Understanding Tendon Fibroblast Biology and Heterogeneity

Abstract

Tendon regeneration has emerged as an area of interest due to the challenging healing process of avascular tendon tissue. During tendon healing after injury, the formation of a fibrous scar can limit tendon strength and lead to subsequent complications. The specific biological mechanisms that cause fibrosis across different cellular subtypes within the tendon and across different tendons in the body continue to remain unknown. Herein, we review the current understanding of tendon healing, fibrosis mechanisms, and future directions for treatments. We summarize recent research on the role of fibroblasts throughout tendon healing and describe the functional and cellular heterogeneity of fibroblasts and tendons. The review notes gaps in tendon fibrosis research, with a focus on characterizing distinct fibroblast subpopulations in the tendon. We highlight new techniques in the field that can be used to enhance our understanding of complex tendon pathologies such as fibrosis. Finally, we explore bioengineering tools for tendon regeneration and discuss future areas for innovation. Exploring the heterogeneity of tendon fibroblasts on the cellular level can inform therapeutic strategies for addressing tendon fibrosis and ultimately reduce its clinical burden.

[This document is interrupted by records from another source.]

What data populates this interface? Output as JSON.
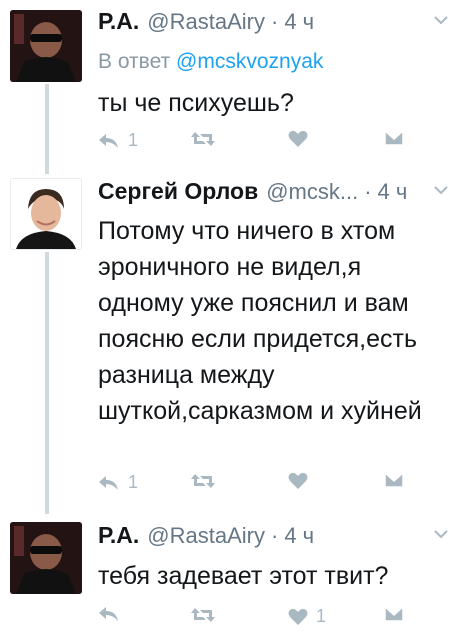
{
  "tweets": [
    {
      "name": "Р.А.",
      "handle": "@RastaAiry",
      "sep": "·",
      "time": "4 ч",
      "reply_prefix": "В ответ",
      "reply_mention": "@mcskvoznyak",
      "text": "ты че психуешь?",
      "reply_count": "1",
      "retweet_count": "",
      "like_count": "",
      "avatar_icon": "user-photo-dark"
    },
    {
      "name": "Сергей Орлов",
      "handle": "@mcsk...",
      "sep": "·",
      "time": "4 ч",
      "text": "Потому что ничего в хтом эроничного не видел,я одному уже пояснил и вам поясню если придется,есть разница между шуткой,сарказмом и хуйней",
      "reply_count": "1",
      "retweet_count": "",
      "like_count": "",
      "avatar_icon": "user-photo-light"
    },
    {
      "name": "Р.А.",
      "handle": "@RastaAiry",
      "sep": "·",
      "time": "4 ч",
      "text": "тебя задевает этот твит?",
      "reply_count": "",
      "retweet_count": "",
      "like_count": "1",
      "avatar_icon": "user-photo-dark"
    }
  ],
  "colors": {
    "text": "#14171a",
    "secondary": "#657786",
    "link": "#1da1f2",
    "icon": "#aab8c2",
    "thread_line": "#cfd9de"
  },
  "icons": [
    "reply-icon",
    "retweet-icon",
    "like-icon",
    "dm-icon",
    "chevron-down-icon"
  ]
}
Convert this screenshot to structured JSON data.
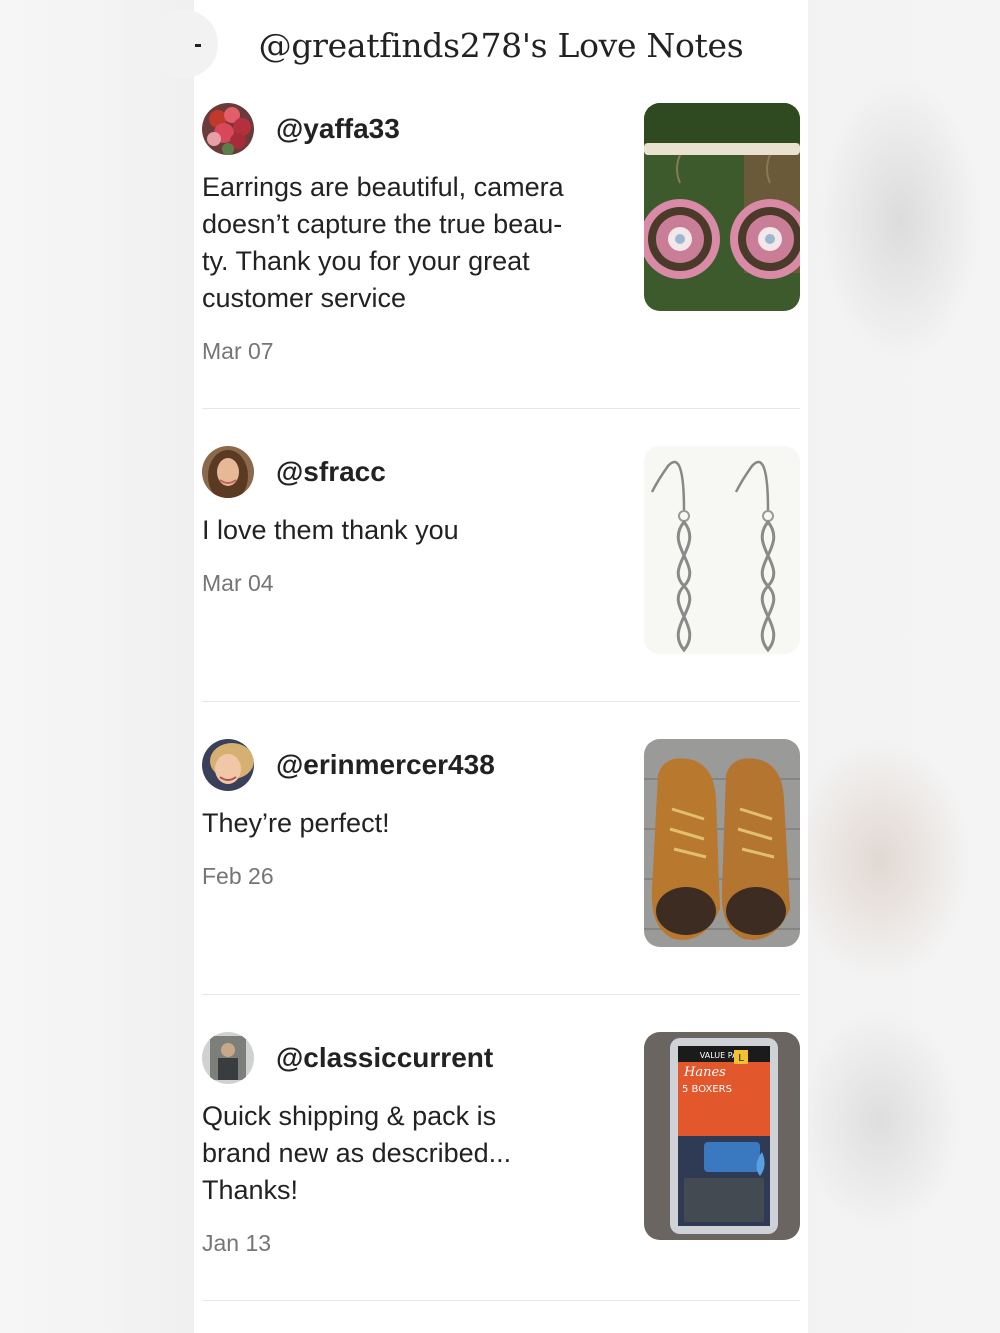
{
  "header": {
    "title": "@greatfinds278's Love Notes"
  },
  "notes": [
    {
      "username": "@yaffa33",
      "lines": [
        "Earrings are beautiful, camera",
        "doesn’t capture the true beau-",
        "ty. Thank you for your great",
        "customer service"
      ],
      "date": "Mar 07",
      "avatar_icon": "flower-bouquet",
      "thumbnail": "pink-medallion-earrings"
    },
    {
      "username": "@sfracc",
      "lines": [
        "I love them thank you"
      ],
      "date": "Mar 04",
      "avatar_icon": "woman-portrait",
      "thumbnail": "silver-infinity-earrings"
    },
    {
      "username": "@erinmercer438",
      "lines": [
        "They’re perfect!"
      ],
      "date": "Feb 26",
      "avatar_icon": "woman-selfie",
      "thumbnail": "tan-work-boots"
    },
    {
      "username": "@classiccurrent",
      "lines": [
        "Quick shipping & pack is",
        "brand new as described...",
        "Thanks!"
      ],
      "date": "Jan 13",
      "avatar_icon": "man-portrait",
      "thumbnail": "hanes-boxers-pack"
    }
  ],
  "product_labels": {
    "brand": "Hanes",
    "count": "5 BOXERS",
    "size": "L",
    "pack": "VALUE PACK"
  },
  "colors": {
    "panel": "#ffffff",
    "text": "#222222",
    "date": "#757575",
    "divider": "#e6e6e6"
  }
}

Keywords: biomaterials; fibroblast; fibrosis; tendon; tenocyte.

Figure 1

Schematic of stages of tendon healing and fibrosis and the cells involved. A normal tendon is made up of multiple populations of tenocytes and a tendon stem and progenitor cells in a collagen matrix and is surrounded by the epitenon. Macrophages have also been documented to be present at baseline. After injury, tendon healing and fibrosis go through three overlapping phases: inflammatory, fibrotic/proliferative, and remodeling. In normal tendon healing, macrophages, neutrophils, and fibroblasts migrate into the site of the injury during the inflammatory phase. Then, intrinsic tenocytes and extrinsic fibroblasts begin laying down collagen III in the proliferative phase. In the remodeling phase, cellularity decreases, and collagen III is replaced with collagen I. All postnatal tendons heal with a scar, which has a compromised structure compared to normal tendons; however, some tendons go through a process of “over-healing” following the inflammatory phase (bottom row). In these fibrotic tendons, fibroblasts lay down an excess of disorganized collagen and other matrix proteins during the proliferative phase. During the remodeling phase, the increased scar is maintained by replacing collagen III with collagen I. Figure created using BioRender.com (accessed on 8 March 2024).

Figure 2

Representative image of tenocyte subpopulations from Kendal et al. [49]. (A) Uniform Manifold Approximation and Projection (UMAP) showing diseased, or tendinopathy, and healthy patient samples. Eight overall cell populations and five tenocyte populations were identified. All cell populations were present in both diseased and healthy tendon tissue. Tenocytes were defined as cells expressing COL1A1 or COL1A2. (B) Split Violin plots displaying gene expression for diseased (black) versus healthy (blue) tenocytes in all five subpopulations. Every dot represents an individual cell’s gene expression level. Figure adapted from Kendal et al. [49], an open access publication.

Figure 3

Considerations for tendon tissue engineering. Tendon tissue engineering is dependent on multiple factors and combinations of these factors: biomaterials, engineering strategies, choice of stem cells or mature cells, growth factors, and drugs. Abbreviations. PGA: polyglycolic acids, PLA: polylactic acids, PCL: polycaprolactones, PLGA: poly(lactic-co-glycolic) acids, PLCL: poly (lactil-co-captolactone) acids, ESCs: embryonic stem cells, iPSCs: induced pluripotent stem cells, AECs: amniotic epithelial stem cells, AMCs: amniotic mesenchymal stem cells, AFCs: amniotic fluid stem cells, UB-MSCs: umbilical cord mesenchymal stem cells, BMSCs: bone marrow mesenchymal stem cells, ADSCs: adipose derived mesenchymal stem cells, TPSCs: tendon progenitors stem cells, TGFβ: transforming growth factor beta, BMPs: bone morphogenetic proteins, CTGF: connective tissue growth factor, FGFs: fibroblastic growth factors, IGF-1: insulin-like growth factor-1, VEGF: vascular endothelial growth factor, PDGFs: platelet-derived growth factor, NSAIDs: non-steroidal anti-inflammatory drugs. Figure adapted from Citeroni et al. [70], an open access publication. Adaptation created using BioRender.com.